Iba en moto embriagado (no, no, no os rasguéis las vestiduras) por el olor de la flor blanca de las retamas al borde de la carretera comarcal. Lamenté muchísimo no poder venir corriendo a contarlo aquí, porque ya hace cuatro o cinco años escribí un artículo sobre el particular, y repetirse sería feo para la deontología del columnista y un agravio a la inagotable variedad del mundo.
Precisamente, al tomar una curva, vi un almendro en flor, que acudía al rescate. Me extrañaría que no hubiese escrito nunca de la flor del almendro, pero no lo recuerdo y, a efectos de deontología columnística, ya vale. Además, esta vez voy a coger distancia, mucha distancia.

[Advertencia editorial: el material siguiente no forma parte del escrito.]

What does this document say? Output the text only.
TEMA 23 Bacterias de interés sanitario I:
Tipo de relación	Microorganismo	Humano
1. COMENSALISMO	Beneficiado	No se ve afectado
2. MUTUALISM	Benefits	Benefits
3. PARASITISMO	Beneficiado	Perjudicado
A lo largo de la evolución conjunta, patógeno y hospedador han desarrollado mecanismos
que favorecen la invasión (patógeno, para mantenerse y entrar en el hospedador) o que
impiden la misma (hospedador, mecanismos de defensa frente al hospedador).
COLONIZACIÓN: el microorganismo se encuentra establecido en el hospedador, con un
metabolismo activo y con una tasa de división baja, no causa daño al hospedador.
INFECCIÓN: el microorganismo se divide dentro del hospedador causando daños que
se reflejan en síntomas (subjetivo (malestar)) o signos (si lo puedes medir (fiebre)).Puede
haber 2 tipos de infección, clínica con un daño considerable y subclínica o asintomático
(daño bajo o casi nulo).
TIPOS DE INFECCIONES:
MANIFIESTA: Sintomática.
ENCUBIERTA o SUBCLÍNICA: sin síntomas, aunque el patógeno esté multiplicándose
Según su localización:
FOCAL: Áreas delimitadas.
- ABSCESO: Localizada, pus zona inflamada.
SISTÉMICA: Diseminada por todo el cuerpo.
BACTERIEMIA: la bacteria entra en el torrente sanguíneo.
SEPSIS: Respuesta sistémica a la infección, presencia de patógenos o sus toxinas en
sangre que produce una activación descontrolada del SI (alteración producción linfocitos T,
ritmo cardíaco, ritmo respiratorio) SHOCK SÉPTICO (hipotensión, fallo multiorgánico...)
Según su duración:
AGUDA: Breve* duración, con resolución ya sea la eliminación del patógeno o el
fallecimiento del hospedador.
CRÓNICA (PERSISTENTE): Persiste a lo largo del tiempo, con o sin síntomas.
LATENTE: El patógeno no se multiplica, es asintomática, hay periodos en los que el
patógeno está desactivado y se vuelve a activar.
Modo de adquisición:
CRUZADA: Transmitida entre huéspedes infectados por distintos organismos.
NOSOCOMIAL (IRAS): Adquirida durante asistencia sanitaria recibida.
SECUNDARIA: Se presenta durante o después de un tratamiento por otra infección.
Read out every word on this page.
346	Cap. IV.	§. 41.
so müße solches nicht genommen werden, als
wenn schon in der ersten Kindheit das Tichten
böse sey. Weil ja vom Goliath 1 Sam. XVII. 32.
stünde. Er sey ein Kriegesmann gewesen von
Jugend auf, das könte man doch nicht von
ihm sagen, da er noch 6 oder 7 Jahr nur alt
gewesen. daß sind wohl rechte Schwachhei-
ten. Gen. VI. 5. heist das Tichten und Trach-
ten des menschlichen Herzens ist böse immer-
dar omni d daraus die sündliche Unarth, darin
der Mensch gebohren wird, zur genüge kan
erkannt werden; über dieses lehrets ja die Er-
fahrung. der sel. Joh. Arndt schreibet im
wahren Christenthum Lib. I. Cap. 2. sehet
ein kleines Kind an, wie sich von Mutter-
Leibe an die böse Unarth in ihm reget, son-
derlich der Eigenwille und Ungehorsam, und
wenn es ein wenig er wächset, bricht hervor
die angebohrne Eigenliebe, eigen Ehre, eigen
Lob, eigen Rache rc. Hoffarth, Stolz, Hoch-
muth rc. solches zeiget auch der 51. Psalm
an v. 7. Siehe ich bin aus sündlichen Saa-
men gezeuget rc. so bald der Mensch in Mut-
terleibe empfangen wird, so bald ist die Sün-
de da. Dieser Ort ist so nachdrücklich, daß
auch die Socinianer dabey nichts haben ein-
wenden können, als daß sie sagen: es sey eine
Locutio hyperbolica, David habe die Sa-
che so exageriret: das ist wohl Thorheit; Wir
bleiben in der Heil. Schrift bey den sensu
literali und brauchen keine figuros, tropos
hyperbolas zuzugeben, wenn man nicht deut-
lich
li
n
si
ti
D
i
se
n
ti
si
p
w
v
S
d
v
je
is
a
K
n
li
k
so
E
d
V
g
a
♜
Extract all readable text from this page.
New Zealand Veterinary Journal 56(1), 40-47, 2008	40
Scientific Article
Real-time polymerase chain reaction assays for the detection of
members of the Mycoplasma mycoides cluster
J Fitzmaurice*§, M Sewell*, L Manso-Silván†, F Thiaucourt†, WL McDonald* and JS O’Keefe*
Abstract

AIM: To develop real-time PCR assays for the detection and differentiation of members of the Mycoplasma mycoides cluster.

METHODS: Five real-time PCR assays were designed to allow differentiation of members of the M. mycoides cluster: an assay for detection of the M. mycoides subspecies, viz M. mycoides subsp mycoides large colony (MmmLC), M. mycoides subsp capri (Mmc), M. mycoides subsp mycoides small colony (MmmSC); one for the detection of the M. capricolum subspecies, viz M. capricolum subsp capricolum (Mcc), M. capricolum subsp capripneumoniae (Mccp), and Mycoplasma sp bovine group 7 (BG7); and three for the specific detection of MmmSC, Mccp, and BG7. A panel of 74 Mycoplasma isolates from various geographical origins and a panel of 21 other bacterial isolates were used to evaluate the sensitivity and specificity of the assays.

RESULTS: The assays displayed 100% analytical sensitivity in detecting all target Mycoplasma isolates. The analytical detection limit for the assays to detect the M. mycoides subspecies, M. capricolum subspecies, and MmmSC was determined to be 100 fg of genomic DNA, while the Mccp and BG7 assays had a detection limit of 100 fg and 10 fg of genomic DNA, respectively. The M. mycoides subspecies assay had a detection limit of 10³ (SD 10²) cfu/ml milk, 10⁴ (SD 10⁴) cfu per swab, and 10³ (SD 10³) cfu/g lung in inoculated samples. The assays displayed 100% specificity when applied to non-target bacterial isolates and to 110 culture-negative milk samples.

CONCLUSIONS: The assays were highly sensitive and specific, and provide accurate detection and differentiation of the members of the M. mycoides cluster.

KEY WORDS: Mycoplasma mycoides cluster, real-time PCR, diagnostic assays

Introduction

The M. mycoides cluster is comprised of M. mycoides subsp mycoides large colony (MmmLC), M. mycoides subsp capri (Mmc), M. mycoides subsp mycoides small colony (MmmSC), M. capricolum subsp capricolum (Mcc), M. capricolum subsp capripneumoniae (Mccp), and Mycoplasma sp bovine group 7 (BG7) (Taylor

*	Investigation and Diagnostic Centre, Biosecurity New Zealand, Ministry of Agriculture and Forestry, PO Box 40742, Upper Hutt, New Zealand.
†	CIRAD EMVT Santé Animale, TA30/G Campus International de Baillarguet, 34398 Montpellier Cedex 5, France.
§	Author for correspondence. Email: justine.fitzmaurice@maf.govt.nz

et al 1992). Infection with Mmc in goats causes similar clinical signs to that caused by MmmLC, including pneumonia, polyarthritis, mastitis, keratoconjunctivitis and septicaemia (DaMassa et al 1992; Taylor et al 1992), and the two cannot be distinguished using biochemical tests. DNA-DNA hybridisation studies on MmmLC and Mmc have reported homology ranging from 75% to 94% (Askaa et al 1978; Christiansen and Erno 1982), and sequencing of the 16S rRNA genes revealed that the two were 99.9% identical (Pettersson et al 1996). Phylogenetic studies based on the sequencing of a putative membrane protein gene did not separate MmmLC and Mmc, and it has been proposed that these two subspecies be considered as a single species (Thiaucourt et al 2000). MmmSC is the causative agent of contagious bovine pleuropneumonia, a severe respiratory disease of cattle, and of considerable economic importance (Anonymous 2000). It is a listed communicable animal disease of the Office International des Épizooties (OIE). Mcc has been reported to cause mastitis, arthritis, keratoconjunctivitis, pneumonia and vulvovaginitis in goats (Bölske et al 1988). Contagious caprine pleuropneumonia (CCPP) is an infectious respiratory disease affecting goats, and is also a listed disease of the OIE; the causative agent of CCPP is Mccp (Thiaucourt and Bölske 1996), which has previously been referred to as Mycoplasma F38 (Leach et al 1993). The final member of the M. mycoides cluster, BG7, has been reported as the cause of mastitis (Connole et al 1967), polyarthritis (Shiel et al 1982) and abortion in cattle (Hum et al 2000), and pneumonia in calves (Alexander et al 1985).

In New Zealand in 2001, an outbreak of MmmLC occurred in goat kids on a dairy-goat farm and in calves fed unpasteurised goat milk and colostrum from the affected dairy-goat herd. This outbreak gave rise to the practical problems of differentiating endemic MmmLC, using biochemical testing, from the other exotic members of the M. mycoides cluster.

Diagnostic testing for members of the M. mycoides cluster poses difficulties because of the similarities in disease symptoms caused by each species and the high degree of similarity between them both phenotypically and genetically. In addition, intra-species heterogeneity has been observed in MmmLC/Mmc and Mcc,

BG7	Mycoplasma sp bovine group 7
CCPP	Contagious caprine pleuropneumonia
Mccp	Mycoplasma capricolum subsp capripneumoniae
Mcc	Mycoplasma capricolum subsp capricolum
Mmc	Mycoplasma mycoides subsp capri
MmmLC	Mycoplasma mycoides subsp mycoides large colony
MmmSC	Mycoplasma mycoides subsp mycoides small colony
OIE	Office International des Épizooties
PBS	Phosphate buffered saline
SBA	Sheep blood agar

Esta Navidad he leído Bushido, el libro de Inazo Nintobe sobre las virtudes del samurái. Allí, entre otras cuestiones más marciales, hace una alabanza de la flor del cerezo que me permite mirar a nuestro almendro con una nueva mirada más sutil. Dice: «No podemos compartir la admiración de los europeos por las rosas, a las que les falta la simplicidad de nuestra flor. Además, las espinas que se ocultan bajo la dulzura de la rosa, la tenacidad con que se agarra a la vida, como ni no le apeteciera o temiera morir más que caer prematuramente, prefiriendo pudrirse en su tallo; sus llamativos colores y fuerte fragancia: todos estos rasgos son tan distintos de nuestra flor, que no lleva dagas ni veneno bajo su belleza, que siempre está lista para despedirse de la vida, ante la llamada de la naturaleza, cuyos colores no son nunca espléndidos y cuya ligera fragancia nunca cansa. Su aspecto exterior ofrece una belleza de color y de forma limitada; posee una calidad existencial fija, mientras que su fragancia es volátil, etérea como un soplo de vida. […] Hay algo espiritual en ese aroma».
Yo amo las rosas como un inglés o más, como JRJ, o todavía más, como su madre. Pero lo europeo no quita lo nipón y los extremos se tocan. Esa preferencia del País del Sol Naciente por la flor del cerezo es casi idéntica a la que siento en el País del Sol Poniente, en el Extremo Occidente, por la flor del almendro; y por las mismas razones estético-éticas. A las que hay que sumar (más samurái que nadie) la diligencia y el valor del almendro, que florece en la cara del invierno. Así, claro, no dura mucho. Por eso, este artículo habrá cumplido su misión si usted se para un segundo y se fija y huele la flor del almendro. (Y las de la retama.)